Block Tap User-level Interfaces
Andrew Warfield
andrew.warfield@cl.cam.ac.uk
February 8, 2005

NOTE #1: The blktap is _experimental_ code.  It works for me.  Your
mileage may vary.  Don't use it for anything important.  Please. ;)

NOTE #2: All of the interfaces here are likely to change.  This is all
early code, and I am checking it in because others want to play with
it.  If you use it for anything, please let me know!

Overview:
---------

This directory contains a library and set of example applications for
the block tap device.  The block tap hooks into the split block device
interfaces above Xen allowing them to be extended.  This extension can
be done in userspace with the help of a library.

The tap can be installed either as an interposition domain in between
a frontend and backend driver pair, or as a terminating backend, in
which case it is responsible for serving all requests itself.
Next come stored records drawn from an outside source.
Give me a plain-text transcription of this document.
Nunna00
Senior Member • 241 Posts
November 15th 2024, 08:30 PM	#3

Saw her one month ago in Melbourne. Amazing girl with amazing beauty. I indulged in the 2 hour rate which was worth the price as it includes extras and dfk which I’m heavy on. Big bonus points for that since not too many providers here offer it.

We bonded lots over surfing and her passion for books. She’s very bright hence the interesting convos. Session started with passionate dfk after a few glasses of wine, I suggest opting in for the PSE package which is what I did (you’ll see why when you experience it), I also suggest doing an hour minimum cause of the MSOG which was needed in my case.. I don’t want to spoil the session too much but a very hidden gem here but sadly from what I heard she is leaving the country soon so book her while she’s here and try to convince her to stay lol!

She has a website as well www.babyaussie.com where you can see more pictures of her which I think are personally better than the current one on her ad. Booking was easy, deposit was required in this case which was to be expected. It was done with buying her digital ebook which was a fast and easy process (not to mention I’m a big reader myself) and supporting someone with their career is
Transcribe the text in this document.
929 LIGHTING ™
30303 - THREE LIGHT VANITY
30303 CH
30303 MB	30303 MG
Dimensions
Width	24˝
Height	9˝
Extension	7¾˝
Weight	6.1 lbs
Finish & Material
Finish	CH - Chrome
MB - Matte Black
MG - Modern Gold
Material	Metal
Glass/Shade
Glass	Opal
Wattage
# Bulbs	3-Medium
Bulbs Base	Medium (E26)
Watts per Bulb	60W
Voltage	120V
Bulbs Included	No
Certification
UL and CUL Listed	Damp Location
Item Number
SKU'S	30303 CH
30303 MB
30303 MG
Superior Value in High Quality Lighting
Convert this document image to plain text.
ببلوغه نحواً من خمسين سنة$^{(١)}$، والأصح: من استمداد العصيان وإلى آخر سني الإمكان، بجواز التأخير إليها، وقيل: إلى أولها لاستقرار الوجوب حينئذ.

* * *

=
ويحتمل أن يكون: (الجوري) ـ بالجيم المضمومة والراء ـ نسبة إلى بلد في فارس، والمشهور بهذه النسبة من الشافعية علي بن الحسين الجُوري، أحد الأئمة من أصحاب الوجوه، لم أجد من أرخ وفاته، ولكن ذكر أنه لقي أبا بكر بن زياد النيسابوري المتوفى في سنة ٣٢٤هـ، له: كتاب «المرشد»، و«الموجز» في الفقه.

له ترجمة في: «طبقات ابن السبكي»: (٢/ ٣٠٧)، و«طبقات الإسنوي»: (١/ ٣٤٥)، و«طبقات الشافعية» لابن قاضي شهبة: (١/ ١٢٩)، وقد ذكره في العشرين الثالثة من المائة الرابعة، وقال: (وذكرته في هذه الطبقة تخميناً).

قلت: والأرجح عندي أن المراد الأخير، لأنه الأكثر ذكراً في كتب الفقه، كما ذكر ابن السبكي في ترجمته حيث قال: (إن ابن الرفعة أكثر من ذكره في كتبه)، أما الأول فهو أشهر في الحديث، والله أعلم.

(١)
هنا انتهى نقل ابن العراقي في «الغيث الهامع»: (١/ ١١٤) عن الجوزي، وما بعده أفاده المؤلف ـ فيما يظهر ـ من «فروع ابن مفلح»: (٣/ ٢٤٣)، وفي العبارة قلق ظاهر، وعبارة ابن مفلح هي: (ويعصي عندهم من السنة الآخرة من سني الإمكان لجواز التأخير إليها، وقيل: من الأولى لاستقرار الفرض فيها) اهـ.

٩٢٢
There are two reasons that you might want to use the tap,
corresponding to these configurations:

 1. To examine or modify a stream of block requests while they are
    in-flight (e.g. to encrypt data, or add data-driven watchpoints)

 2. To prototype a new backend driver, serving requests from the tap
    rather than passing them along to the XenLinux blkback driver.
    (e.g. to forward block requests to a remote host)


Interface:
----------

At the moment, the tap interface is similar in spirit to that of the
Linux netfilter.  Requests are messages from a client (frontend)
domain to a disk (backend) domain.  Responses are messages travelling
back, acknowledging the completion of a request.  the library allows
chains of functions to be attached to these events.  In addition,
hooks may be attached to handle control messages, which signify things
like connections from new domains.

At present the control messages especially expose a lot of the
underlying driver interfaces.  This may change in the future in order
to simplify writing hooks.

Here are the public interfaces:

These allow hook functions to be chained:

 void blktap_register_ctrl_hook(char *name, int (*ch)(control_msg_t *));
 void blktap_register_request_hook(char *name, int (*rh)(blkif_request_t *));
 void blktap_register_response_hook(char *name, int (*rh)(blkif_response_t *));

This allows a response to be injected, in the case where a request has
been removed using BLKTAP_STOLEN.

 void blktap_inject_response(blkif_response_t *);

These let you add file descriptors and handlers to the main poll loop:

 int  blktap_attach_poll(int fd, short events, int (*func)(int));
 void blktap_detach_poll(int fd);

This starts the main poll loop:

 int  blktap_listen(void);

Example:
--------

blkimage.c uses an image on the local file system to serve requests to
a domain.  Here's what it looks like:

---[blkimg.c]---

/* blkimg.c
 *
 * file-backed disk.
 */

#include "blktaplib.h"
#include "blkimglib.h"


int main(int argc, char *argv[])
{
    image_init();
    
    blktap_register_ctrl_hook("image_control", image_control);
    blktap_register_request_hook("image_request", image_request);
    blktap_listen();
    
    return 0;
}

----------------

All of the real work is in blkimglib.c, but this illustrates the
actual tap interface well enough.  image_control() will be called with
all control messages.  image_request() handles requests.  As it reads
from an on-disk image file, no requests are ever passed on to a
backend, and so there will be no responses to process -- so there is
nothing registered as a response hook.

Other examples:
---------------

Here is a list of other examples in the directory:

Things that terminate a block request stream:

  blkimg    - Use a image file/device to serve requests
  blkgnbd   - Use a remote gnbd server to serve requests
  blkaio    - Use libaio... (DOES NOT WORK)
  
Things that don't:

  blkdump   - Print in-flight requests.
  blkcow    - Really inefficient copy-on-write disks using libdb to store
              writes.

There are examples of plugging these things together, for instance
blkcowgnbd is a read-only gnbd device with copy-on-write to a local
file.

TODO:
-----

- Make session tracking work.  At the moment these generally just handle a 
  single front-end client at a time.

- Integrate with Xend.  Need to cleanly pass a image identifier in the connect
  message.

- Make an asynchronous file-io terminator.  The libaio attempt is
  tragically stalled because mapped foreign pages make pfn_valid fail
  (they are VM_IO), and so cannot be passed to aio as targets.  A
  better solution may be to tear the disk interfaces out of the real
  backend and expose them somehow.

- Make CoW suck less.

- Do something more along the lines of dynamic linking for the
  plugins, so thatthey don't all need a new main().